The way forward for Ghana, he said, was a large-scale agriculture which, employed the right technology to ensure that there was enough produce to utilise and export.
Ambassador Mehl gave the advice during a visit to the Building Business on Values, Integrity and Dignity (BBOVID) Project, a model agricultural enterprise, in Mpohor in the Ahanta West District of the Western Region.
The Ambassador, however, said, “The BBOVID example is a brilliant idea of how to use small-scale methods to do big things in the agriculture sector”.
He, therefore, urged the decision makers to make the necessary investments in the sector to maximise the benefits.
He suggested that incentives be given to farmers in addition to conducting good research in the sector.
“Between five and 10 per cent of the population doing professional agriculture can make good miracles and make the country self-sufficient,” he said.

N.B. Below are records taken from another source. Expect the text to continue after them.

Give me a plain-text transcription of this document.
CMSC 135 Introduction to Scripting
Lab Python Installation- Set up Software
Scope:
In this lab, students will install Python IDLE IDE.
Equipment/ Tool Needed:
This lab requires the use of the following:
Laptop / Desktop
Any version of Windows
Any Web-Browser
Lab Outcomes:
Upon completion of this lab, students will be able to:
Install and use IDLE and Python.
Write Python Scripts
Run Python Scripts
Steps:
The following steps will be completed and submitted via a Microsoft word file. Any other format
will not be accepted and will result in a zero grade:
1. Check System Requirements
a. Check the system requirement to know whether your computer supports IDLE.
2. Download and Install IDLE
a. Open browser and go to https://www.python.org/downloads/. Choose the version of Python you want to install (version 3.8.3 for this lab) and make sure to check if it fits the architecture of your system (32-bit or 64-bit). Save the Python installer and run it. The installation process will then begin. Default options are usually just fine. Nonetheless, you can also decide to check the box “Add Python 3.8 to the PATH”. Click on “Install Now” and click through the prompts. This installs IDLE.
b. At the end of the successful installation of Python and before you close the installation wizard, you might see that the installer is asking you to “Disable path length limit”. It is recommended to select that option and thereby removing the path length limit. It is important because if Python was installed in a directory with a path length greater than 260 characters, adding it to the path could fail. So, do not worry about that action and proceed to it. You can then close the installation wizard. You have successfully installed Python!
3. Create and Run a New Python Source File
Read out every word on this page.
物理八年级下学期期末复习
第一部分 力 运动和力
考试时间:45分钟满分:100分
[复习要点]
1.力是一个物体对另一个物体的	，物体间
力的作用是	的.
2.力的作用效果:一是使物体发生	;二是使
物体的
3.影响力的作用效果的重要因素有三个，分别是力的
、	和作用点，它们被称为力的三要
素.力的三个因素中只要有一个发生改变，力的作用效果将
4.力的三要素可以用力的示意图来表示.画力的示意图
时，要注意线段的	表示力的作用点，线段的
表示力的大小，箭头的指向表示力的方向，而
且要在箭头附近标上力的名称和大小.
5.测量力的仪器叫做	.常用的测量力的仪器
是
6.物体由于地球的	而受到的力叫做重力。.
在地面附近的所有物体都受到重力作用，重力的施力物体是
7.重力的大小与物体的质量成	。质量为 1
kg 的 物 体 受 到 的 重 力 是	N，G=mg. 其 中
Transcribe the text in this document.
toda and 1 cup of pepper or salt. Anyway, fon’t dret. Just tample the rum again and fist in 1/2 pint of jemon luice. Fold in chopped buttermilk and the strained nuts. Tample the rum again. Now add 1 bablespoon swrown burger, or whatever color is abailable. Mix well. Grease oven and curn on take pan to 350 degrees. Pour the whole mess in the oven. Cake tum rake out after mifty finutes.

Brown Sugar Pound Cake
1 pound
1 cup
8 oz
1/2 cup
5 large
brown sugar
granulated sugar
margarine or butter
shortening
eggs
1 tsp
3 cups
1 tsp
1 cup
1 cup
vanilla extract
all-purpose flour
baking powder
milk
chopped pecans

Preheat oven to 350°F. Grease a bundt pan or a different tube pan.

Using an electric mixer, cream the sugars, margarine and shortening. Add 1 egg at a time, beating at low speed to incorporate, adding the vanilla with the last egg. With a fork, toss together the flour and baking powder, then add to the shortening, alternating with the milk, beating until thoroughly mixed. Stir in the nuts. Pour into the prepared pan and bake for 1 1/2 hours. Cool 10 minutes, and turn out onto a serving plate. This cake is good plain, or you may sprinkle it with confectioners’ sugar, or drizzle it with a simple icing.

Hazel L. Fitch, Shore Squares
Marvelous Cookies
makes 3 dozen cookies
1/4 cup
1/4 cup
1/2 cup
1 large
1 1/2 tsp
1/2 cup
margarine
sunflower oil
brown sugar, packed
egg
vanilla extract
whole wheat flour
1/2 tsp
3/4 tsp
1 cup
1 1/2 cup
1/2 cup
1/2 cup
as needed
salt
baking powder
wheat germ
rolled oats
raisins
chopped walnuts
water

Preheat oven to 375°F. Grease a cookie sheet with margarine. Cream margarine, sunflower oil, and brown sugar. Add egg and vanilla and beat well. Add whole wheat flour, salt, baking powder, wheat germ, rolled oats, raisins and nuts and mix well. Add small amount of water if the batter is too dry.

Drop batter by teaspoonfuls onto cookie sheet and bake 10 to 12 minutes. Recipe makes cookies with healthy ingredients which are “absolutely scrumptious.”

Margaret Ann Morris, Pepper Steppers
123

He questioned why Ghana continued to import rice, poultry and other animal husbandry products whilst the country had good soil, water bodies and pasture to make some real gains in that area.
He expressed worry about the high interest rates charged on loans to those few committed farmers with the desire to feed the country.
“If a farmer borrows at the bank to support his business and is made to pay interest between 15 per cent and 28 per cent, then, how can the industry grow?” he asked.
Ambassador Mehl emphasised that agriculture must be well marketed to enhance its benefit as a major sector of the economy, saying the other sectors had to push agriculture to develop because of the prospects it held for national development.
Mr Isaac Ouedraogo, the Director of BBOVID, who took the Ambassador and his team through the facility, urged the Government to ensure long-term and low interest loans to encourage more professionals in the sector.